Originally Posted by

**chug1** Well the length of a vector [a,b,c,...] is

$\displaystyle

\sqrt[]{{a^2}+{b^2}+{c^2}+...}

$

so the legnth of u would be

$\displaystyle \sqrt[]{{1^2}+{2^2}+{3^2}+{4^2}}$

$\displaystyle =\sqrt[]{{1}+{4}+{9}+{16}}$

$\displaystyle =\sqrt[]{30}$

which is what you got, you just need to provide it as a squareroot for the "exact answer"

Sorry i can't help with (b), but for (c) a vector in the opposite direction has the negative of the components of the original vector. e.g. the opposite direction to [a,b,c,d] is [-a,-b,-c,-d], so the opposite direction to w=[0,2,-2,2] is [0,-2,2,-2]. A **unit** vector in this direction has a length of 1, so it is some positive multiple k of [0,-2,2,-2] which has a length of 1. Calculate the length using the above formula.

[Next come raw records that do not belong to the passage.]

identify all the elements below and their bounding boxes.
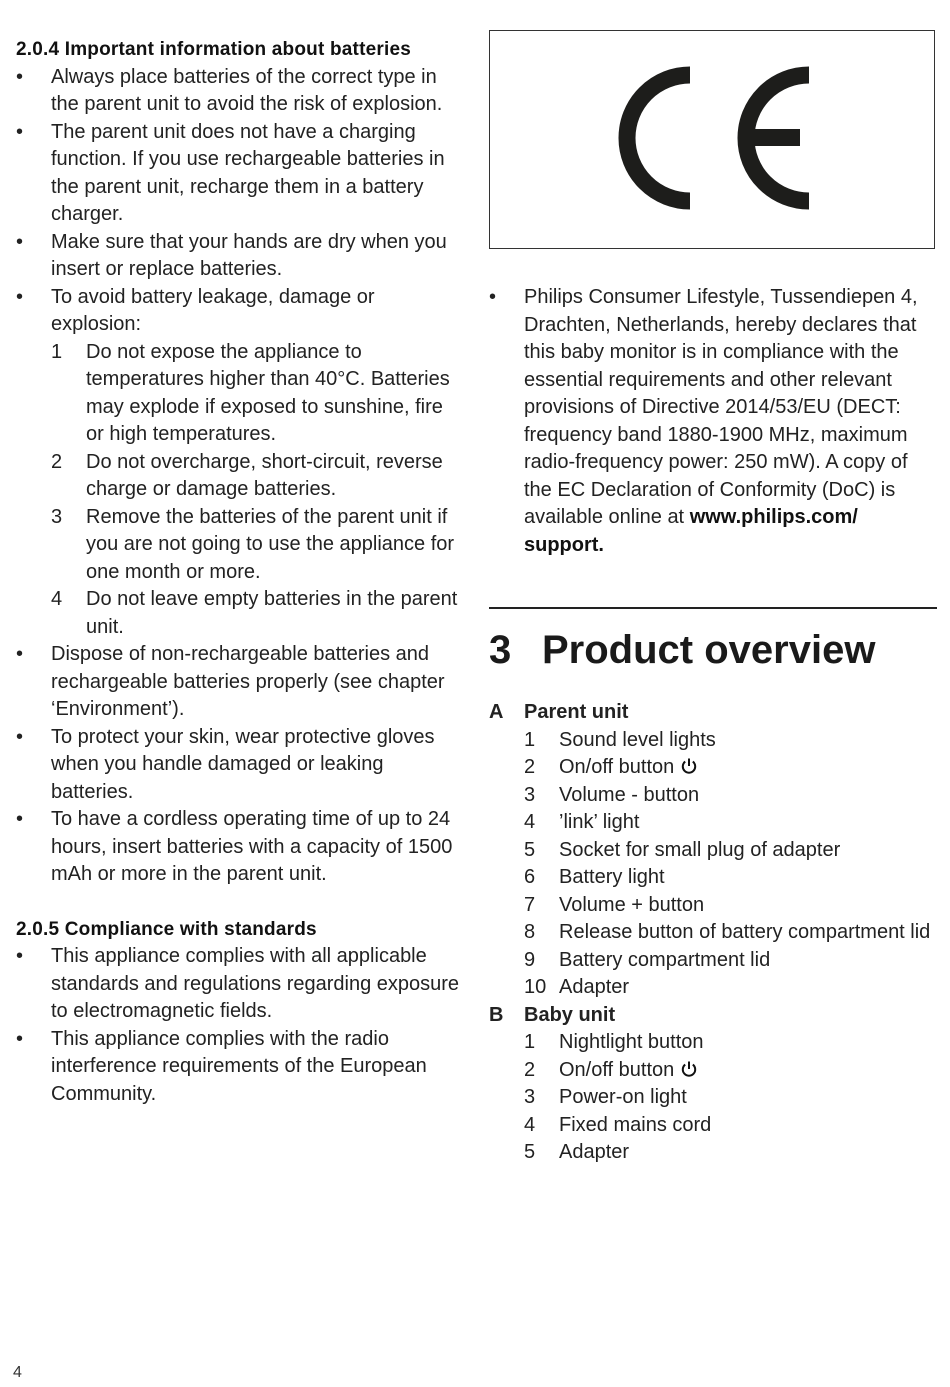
item-number: 2 [524,756,536,778]
list-item: • This appliance complies with the radio interference requirements of the European Community. [16,1026,466,1109]
item-number: 5 [524,838,536,861]
compliance-heading: 2.0.5 Compliance with standards [16,918,317,940]
item-number: 5 [524,1141,536,1163]
list-item [524,1084,937,1112]
chapter-heading: Product overview [542,628,876,672]
list-item: • Dispose of non-rechargeable batteries and rechargeable batteries properly (see chapter ‘Environment’). [16,641,466,724]
item-number: 2 [51,450,63,473]
chapter-number: 3 [489,628,512,672]
item-text: On/off button [559,1058,675,1081]
list-item [524,947,937,975]
support-link[interactable]: www.philips.com/ support. [524,506,858,556]
numbered-item [51,449,466,504]
baby-unit-parts [524,1029,937,1167]
parent-unit-parts [524,727,937,1002]
group-letter: B [489,1003,504,1026]
group-title: Parent unit [524,701,629,723]
declaration-item [489,284,937,559]
item-number: 3 [524,783,536,806]
item-text: Fixed mains cord [559,1113,712,1136]
list-item [524,919,937,947]
list-item [524,1029,937,1057]
list-item [524,837,937,865]
item-number: 1 [51,340,63,363]
list-item: • To have a cordless operating time of up to 24 hours, insert batteries with a capacity of 1500 mAh or more in the parent unit. [16,806,466,889]
power-icon [680,757,698,775]
list-item [524,1057,937,1085]
item-text: Release button of battery compartment lid [559,921,931,943]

$\displaystyle 1=k\:\sqrt[]{{0^2}+{(-2)^2}+{2^2}+{(-2)^2}}$

$\displaystyle 1=k\:\sqrt[]{0+4+4+4}$

$\displaystyle 1=k\:\sqrt[]{12}$

$\displaystyle k=\frac{1}{\sqrt[]{12}}$

so the unit vector in the direction opposite to w=[0,2,-2,2] is

$\displaystyle

\frac{1}{\sqrt[]{12}}\:\left[0,-2,2,-2 \right]

$

Hope this helps